The group’s larger success since also played a role. When the Islamic State seized swaths of territory and major cities in 2014, it took control of shops and factories with hydraulic presses, forges, computer-driven machine tools and plastic injection-molding machines. It also moved into at least one technical college and university lab. This infrastructure positioned the Islamic State for an arms-production breakout.
Behind the capacity was an armaments bureaucracy that supervised product development and manufacture, said Damien Spleeters, head of operations in Iraq and Syria for Conflict Armament Research, a private arms-monitoring and investigative firm that has done field work in both countries during the war.

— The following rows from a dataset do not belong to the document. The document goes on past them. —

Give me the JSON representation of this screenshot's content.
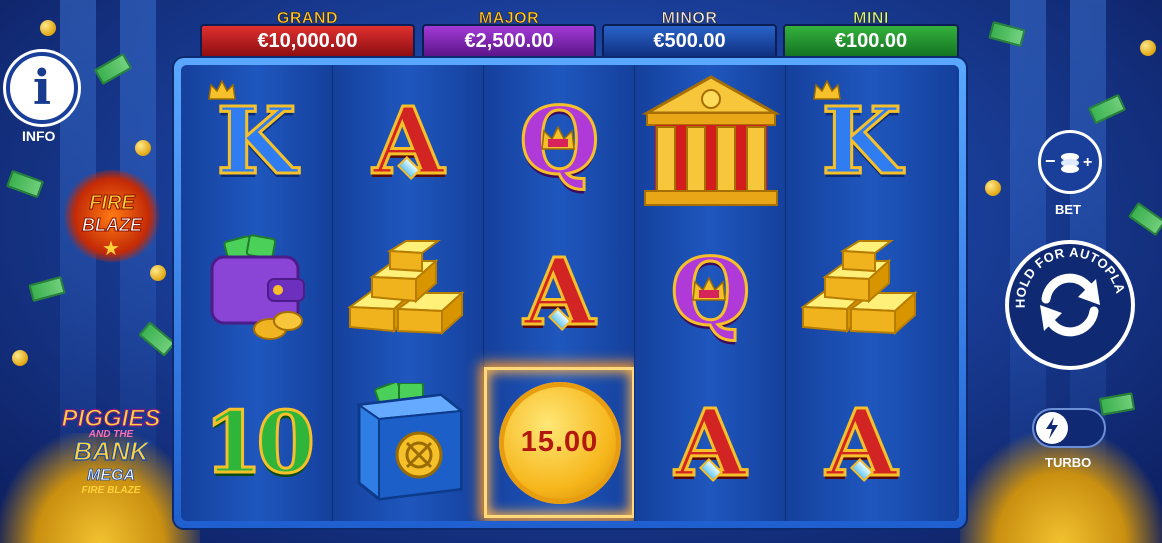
{
  "jackpots": [
    {
      "label": "GRAND",
      "value": "€10,000.00",
      "color": "#b3171b"
    },
    {
      "label": "MAJOR",
      "value": "€2,500.00",
      "color": "#7b22b0"
    },
    {
      "label": "MINOR",
      "value": "€500.00",
      "color": "#1d4aa8"
    },
    {
      "label": "MINI",
      "value": "€100.00",
      "color": "#1f8f2c"
    }
  ],
  "reels": [
    [
      "K",
      "wallet",
      "10"
    ],
    [
      "A",
      "gold-bars",
      "safe"
    ],
    [
      "Q",
      "A",
      "coin"
    ],
    [
      "bank",
      "Q",
      "A"
    ],
    [
      "K",
      "gold-bars",
      "A"
    ]
  ],
  "coin_value": "15.00",
  "left_panel": {
    "info_label": "INFO",
    "fire_blaze_logo": [
      "FIRE",
      "BLAZE"
    ],
    "game_logo": [
      "PIGGIES",
      "AND THE",
      "BANK",
      "MEGA",
      "FIRE BLAZE"
    ]
  },
  "right_panel": {
    "bet_label": "BET",
    "autoplay_label": "HOLD FOR AUTOPLAY",
    "turbo_label": "TURBO"
  },
  "colors": {
    "background": "#1a3f9a",
    "gold": "#f5c02a",
    "coin_text": "#b2180f"
  }
}
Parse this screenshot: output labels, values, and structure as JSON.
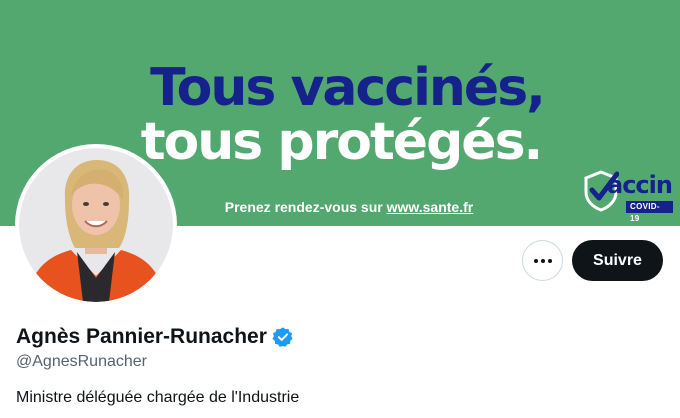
{
  "banner": {
    "headline_line1": "Tous vaccinés,",
    "headline_line2": "tous protégés.",
    "cta_prefix": "Prenez rendez-vous sur ",
    "cta_site": "www.sante.fr",
    "logo_word": "accin",
    "logo_badge": "COVID-19",
    "colors": {
      "background": "#52a86f",
      "navy": "#16228c",
      "white": "#ffffff"
    }
  },
  "avatar": {
    "icon": "profile-photo"
  },
  "actions": {
    "more_icon": "more-horizontal-icon",
    "follow_label": "Suivre"
  },
  "profile": {
    "name": "Agnès Pannier-Runacher",
    "verified_icon": "verified-badge-icon",
    "handle": "@AgnesRunacher",
    "bio": "Ministre déléguée chargée de l'Industrie"
  }
}
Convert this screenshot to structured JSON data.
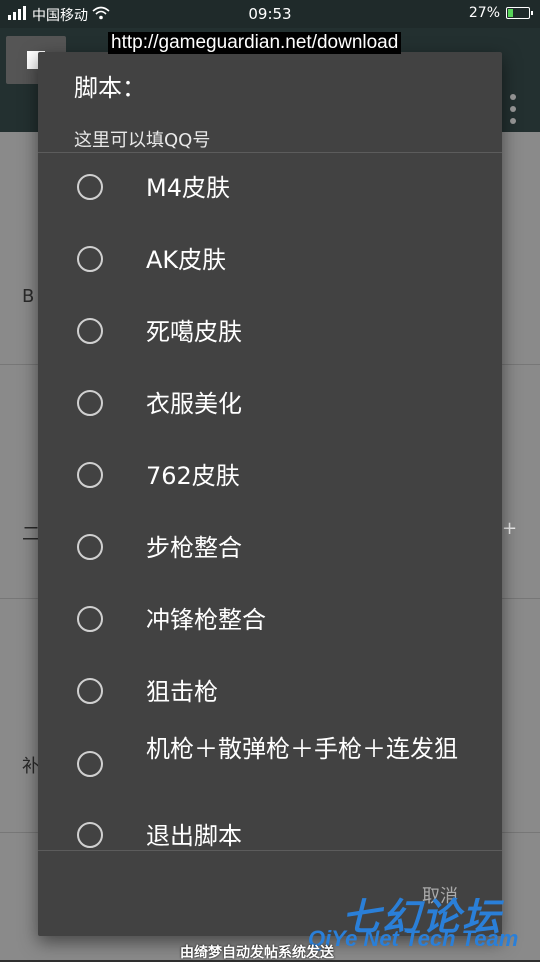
{
  "status_bar": {
    "carrier": "中国移动",
    "time": "09:53",
    "battery": "27%",
    "battery_level": 0.27
  },
  "overlay": {
    "url": "http://gameguardian.net/download"
  },
  "background": {
    "row_texts": [
      "B",
      "二",
      "补"
    ],
    "plus": "+"
  },
  "dialog": {
    "title": "脚本：",
    "subtitle": "这里可以填QQ号",
    "items": [
      {
        "label": "M4皮肤"
      },
      {
        "label": "AK皮肤"
      },
      {
        "label": "死噶皮肤"
      },
      {
        "label": "衣服美化"
      },
      {
        "label": "762皮肤"
      },
      {
        "label": "步枪整合"
      },
      {
        "label": "冲锋枪整合"
      },
      {
        "label": "狙击枪"
      },
      {
        "label": "机枪＋散弹枪＋手枪＋连发狙"
      },
      {
        "label": "退出脚本"
      }
    ],
    "cancel": "取消"
  },
  "watermark": {
    "cn": "七幻论坛",
    "en": "QiYe Net Tech Team",
    "bottom": "由绮梦自动发帖系统发送"
  }
}
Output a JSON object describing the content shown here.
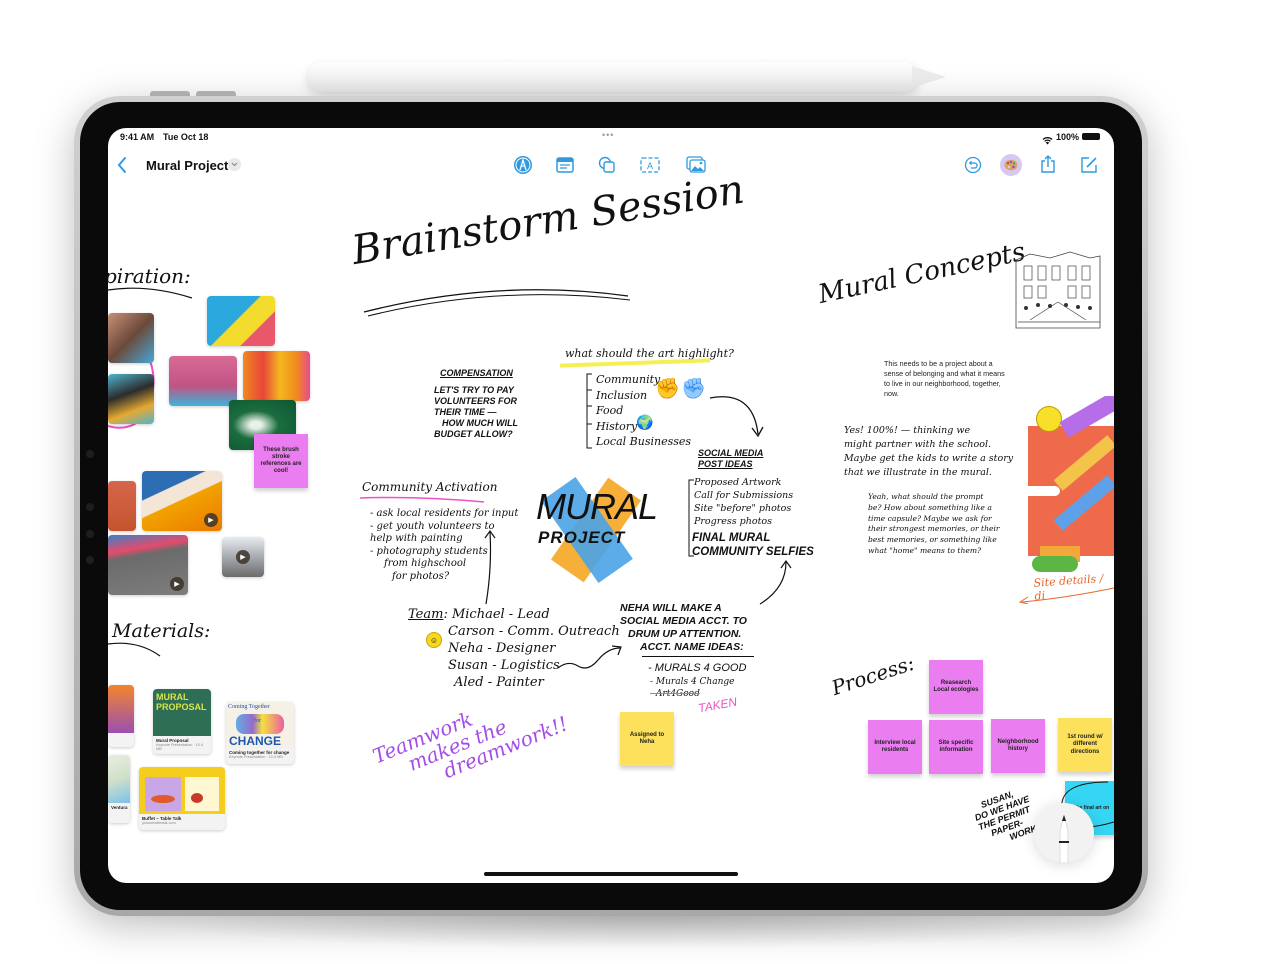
{
  "status_bar": {
    "time": "9:41 AM",
    "date": "Tue Oct 18",
    "battery": "100%",
    "multitask_dots": "•••"
  },
  "nav": {
    "back_icon": "chevron-left-icon",
    "title": "Mural Project",
    "title_menu_icon": "chevron-down-icon",
    "tools": [
      {
        "name": "pen-tool",
        "icon": "pencil-circle-icon"
      },
      {
        "name": "sticky-note-tool",
        "icon": "note-icon"
      },
      {
        "name": "shapes-tool",
        "icon": "shapes-icon"
      },
      {
        "name": "text-box-tool",
        "icon": "textbox-icon"
      },
      {
        "name": "media-tool",
        "icon": "photo-icon"
      }
    ],
    "right_actions": [
      {
        "name": "undo",
        "icon": "undo-icon"
      },
      {
        "name": "collaborators",
        "icon": "palette-avatar-icon"
      },
      {
        "name": "share",
        "icon": "share-icon"
      },
      {
        "name": "new-board",
        "icon": "compose-icon"
      }
    ]
  },
  "board": {
    "headings": {
      "inspiration": "piration:",
      "brainstorm": "Brainstorm Session",
      "mural_concepts": "Mural Concepts",
      "materials": "Materials:",
      "process": "Process:"
    },
    "art_question": "what should the art highlight?",
    "highlights": [
      "Community",
      "Inclusion",
      "Food",
      "History",
      "Local Businesses"
    ],
    "compensation": {
      "title": "Compensation",
      "lines": [
        "Let's try to pay",
        "volunteers for",
        "their time —",
        "how much will",
        "budget allow?"
      ]
    },
    "social_media": {
      "title": [
        "Social Media",
        "Post Ideas"
      ],
      "items": [
        "Proposed Artwork",
        "Call for Submissions",
        "Site \"before\" photos",
        "Progress photos"
      ],
      "bold_items": [
        "Final Mural",
        "Community Selfies"
      ]
    },
    "community_activation": {
      "title": "Community Activation",
      "items": [
        "- ask local residents for input",
        "- get youth volunteers to",
        "help with painting",
        "- photography students",
        "from highschool",
        "for photos?"
      ]
    },
    "logo": {
      "line1": "MURAL",
      "line2": "PROJECT"
    },
    "team": {
      "label": "Team",
      "members": [
        "Michael - Lead",
        "Carson - Comm. Outreach",
        "Neha - Designer",
        "Susan - Logistics",
        "Aled - Painter"
      ]
    },
    "neha_note": {
      "lines": [
        "Neha will make a",
        "social media acct. to",
        "drum up attention.",
        "Acct. name ideas:"
      ],
      "ideas": [
        "- Murals 4 Good",
        "- Murals 4 Change",
        "- Art4Good"
      ],
      "taken": "Taken"
    },
    "teamwork": [
      "Teamwork",
      "makes the",
      "dreamwork!!"
    ],
    "concept_text": "This needs to be a project about a sense of belonging and what it means to live in our neighborhood, together, now.",
    "reply1": [
      "Yes! 100%! — thinking we",
      "might partner with the school.",
      "Maybe get the kids to write a story",
      "that we illustrate in the mural."
    ],
    "reply2": [
      "Yeah, what should the prompt",
      "be? How about something like a",
      "time capsule? Maybe we ask for",
      "their strongest memories, or their",
      "best memories, or something like",
      "what \"home\" means to them?"
    ],
    "site_details": "Site details / di",
    "susan_note": [
      "Susan,",
      "do we have",
      "the permit",
      "paper-",
      "work"
    ],
    "stickies": {
      "brush": "These brush stroke references are cool!",
      "assigned": "Assigned to Neha",
      "research": "Reasearch Local ecologies",
      "interview": "Interview local residents",
      "site": "Site specific information",
      "history": "Neighborhood history",
      "first_round": "1st round w/ different directions",
      "final": "the final art on"
    },
    "materials": [
      {
        "title": "Mural Proposal",
        "subtitle": "Keynote Presentation · 10.4 MB",
        "cover": "MURAL PROPOSAL"
      },
      {
        "title": "Coming together for change",
        "subtitle": "Keynote Presentation · 10.4 MB",
        "cover_top": "Coming Together",
        "cover_mid": "for",
        "cover_bottom": "CHANGE"
      },
      {
        "title": "Buffet – Table Talk",
        "subtitle": "jolnourtabletalk.com"
      },
      {
        "title": "Ventura",
        "subtitle": ""
      }
    ]
  },
  "colors": {
    "accent": "#2f9ae0",
    "sticky_pink": "#ea7df0",
    "sticky_yellow": "#fde05b",
    "sticky_cyan": "#35d6f3",
    "highlight_pink": "#e94fc0",
    "teamwork_purple": "#a44de6",
    "site_orange": "#e8662b"
  }
}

The system was resilient, Mr. Spleeters said. One of the Islamic State’s projects, a series of recoilless launchers that gained prominence late in the battle for Mosul, in northern Iraq, was built from the ground up even while militants were pressured in combat from multiple foes on multiple fronts.
“It just kept going,” Mr. Spleeters said of the technical advancements. “They could develop stuff even as they lost territories.”
The Islamic State’s arms bureaucracy was also disciplined. Detonating cord used in improvised explosive devices was measured and allotted down to the centimeter, Mr. Spleeters said. When a stock ran out, management would fill out a request form for more. The material would be resupplied.
Mr. McInally said the group’s armament production appeared centralized and carefully considered.
As de-miners have found weapons, he said, they have routinely encountered improvised devices with a modular design that allowed for the Islamic State’s fighters to choose from uniform parts and assemble devices quickly. The separate parts were issued distinctly, to be combined before use.
“It’s a collection of pressure plates, a collection of charges, a collection of switches,” Mr. McInally said. “Components that can be connected as necessary. It’s clever. It’s impressive.”
The New York Times is withholding technical details of weapons and explosive mixtures described in this article to prevent the spread of information useful to copycats.
Mr. Barajas said the explosive charges themselves were further standardized — via a so-called homemade explosive with a recipe the group tweaked and produced at an industrial scale.
The mixture, he said, is a widely known combination of ammonium nitrate fertilizer and aluminum with a long history of use in many conflicts, including in Iraq. But the Islamic State improved the explosive with the addition of another material that makes it easier to detonate. The Times previously documented the Islamic State’s importation of large amounts of ammonium nitrate from Turkey, along with sections of heavy pipe.
Mr. McInally said the group also standardized other items: supplemental charges for mortar rounds to extend their range; a common fuze with a spring-loaded striker assembly machined from an over-the-counter bolt; and an improvised bomb — he said de-miners refer to it as a land mine — that was fielded in a standard-sized plastic tub.